If there is poor circulation of blood in any area of the body, cells there may still be suffering from hypoxia even with improved respiration and normal oxygen delivery to the rest of the body. This is especially the reason for using the second approach to deal with hypoxia, the use of oxygen-enriched water. Since every cell must have water for its survival, the oxygen-enriched water will be well absorbed and the oxygen supply will be increased to eliminate the hypoxia.
Hydration with Oxygen Enriched Water
To speedily address hypoxia it is now possible to achieve this by drinking oxygen enriched water and even bathing in this water. Because our body circulates water to every cell, if oxygen enriched water is used, every cell in our body is better and rapidly oxygenated, hypoxia is eliminated, even in areas where blood circulation is impaired, where improved respiration would have little effect.
The oxygen enriched water is not simply water with added oxygen but it is the result of a special treatment that extracts hydrogen from the water leaving highly active and readily available oxygen. It is available internationally under two brand names, Kaqun Water or Elo Water.
The great advantage of this latter approach is that it does not demand any lifestyle changes, re-training of our breathing habits or changes to our eating habits. Improved oxygenation is achieved almost regardless of the individual’s current lifestyle.
What appears to happen is that over time, as the individual’s health improves, they tend to change their lifestyle towards a healthier way. This is similar to the effect of better breathing leading to better eating that my research has already demonstrated.
Practical Considerations
For anyone not suffering from any chronic disease and just wanting to improve their general health and well-being it would make sense to combine these two approaches initially and then to reduce the use of the oxygen enriched water over time. Such an approach would give a kick-start towards improved oxygenation and all the health benefits that derive from this. In the real world, the additional cost of oxygen-enriched water must be taken into account.

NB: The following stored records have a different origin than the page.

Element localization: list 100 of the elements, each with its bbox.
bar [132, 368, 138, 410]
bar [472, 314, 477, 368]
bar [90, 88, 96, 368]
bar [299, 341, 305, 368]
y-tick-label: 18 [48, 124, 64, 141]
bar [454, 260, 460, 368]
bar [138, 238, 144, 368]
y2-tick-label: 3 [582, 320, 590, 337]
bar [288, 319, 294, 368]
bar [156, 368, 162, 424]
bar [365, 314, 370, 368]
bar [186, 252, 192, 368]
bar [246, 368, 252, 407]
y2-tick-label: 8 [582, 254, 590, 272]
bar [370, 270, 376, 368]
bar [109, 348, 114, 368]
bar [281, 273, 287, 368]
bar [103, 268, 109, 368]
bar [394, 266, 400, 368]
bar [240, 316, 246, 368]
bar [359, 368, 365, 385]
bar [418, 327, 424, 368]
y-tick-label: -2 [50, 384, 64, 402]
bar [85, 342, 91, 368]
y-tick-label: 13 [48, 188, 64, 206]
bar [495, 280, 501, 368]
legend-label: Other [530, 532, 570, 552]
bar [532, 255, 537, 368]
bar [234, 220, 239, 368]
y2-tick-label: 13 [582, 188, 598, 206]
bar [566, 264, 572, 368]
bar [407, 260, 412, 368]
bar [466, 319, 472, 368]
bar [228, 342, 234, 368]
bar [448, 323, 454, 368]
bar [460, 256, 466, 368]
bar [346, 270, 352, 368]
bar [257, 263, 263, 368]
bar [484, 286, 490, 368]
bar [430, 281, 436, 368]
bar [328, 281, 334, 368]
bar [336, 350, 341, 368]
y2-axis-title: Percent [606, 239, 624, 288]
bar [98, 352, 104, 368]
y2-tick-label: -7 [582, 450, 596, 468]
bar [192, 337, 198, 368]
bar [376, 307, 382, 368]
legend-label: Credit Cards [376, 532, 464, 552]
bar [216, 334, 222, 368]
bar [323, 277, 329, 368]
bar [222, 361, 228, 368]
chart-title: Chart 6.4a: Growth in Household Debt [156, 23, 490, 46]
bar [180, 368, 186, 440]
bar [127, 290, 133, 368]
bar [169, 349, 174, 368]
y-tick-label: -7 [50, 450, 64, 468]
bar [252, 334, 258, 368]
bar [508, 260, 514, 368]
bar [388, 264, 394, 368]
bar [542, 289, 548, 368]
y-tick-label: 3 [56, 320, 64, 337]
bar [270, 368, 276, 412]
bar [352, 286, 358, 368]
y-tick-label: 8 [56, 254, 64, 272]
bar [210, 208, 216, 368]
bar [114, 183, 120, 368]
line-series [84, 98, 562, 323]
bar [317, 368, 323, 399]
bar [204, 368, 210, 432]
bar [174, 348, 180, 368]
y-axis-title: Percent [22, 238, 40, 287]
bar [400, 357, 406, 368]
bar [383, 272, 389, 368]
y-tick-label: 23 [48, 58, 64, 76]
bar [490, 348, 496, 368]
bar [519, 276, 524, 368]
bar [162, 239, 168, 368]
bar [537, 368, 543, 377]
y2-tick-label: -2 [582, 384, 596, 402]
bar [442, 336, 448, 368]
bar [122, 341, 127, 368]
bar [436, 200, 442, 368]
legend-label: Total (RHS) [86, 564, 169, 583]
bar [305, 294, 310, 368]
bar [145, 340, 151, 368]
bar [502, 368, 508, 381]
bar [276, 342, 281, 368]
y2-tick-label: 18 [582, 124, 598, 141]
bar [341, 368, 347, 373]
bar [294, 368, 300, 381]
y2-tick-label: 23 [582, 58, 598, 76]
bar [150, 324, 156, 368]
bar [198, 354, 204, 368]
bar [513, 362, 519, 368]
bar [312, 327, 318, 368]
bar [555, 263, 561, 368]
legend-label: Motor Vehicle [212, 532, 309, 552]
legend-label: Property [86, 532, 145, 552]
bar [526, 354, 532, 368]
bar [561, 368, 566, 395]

For others with significant ill health associated with hypoxia, a more intensive use of oxygenated water for longer periods would be better combined with lifestyle changes as and when they felt ready. If the hypoxia has been causing damage for some time, a longer period of such water support would speed up repair and normalization of tissue oxygenation. Improved oxygenation may reduce the need for other medical interventions that would offset the additional cost of this approach.
A balance should be met for each individual, depending on their state of health, their specific illness, their commitment to lifestyle changes and their financial status.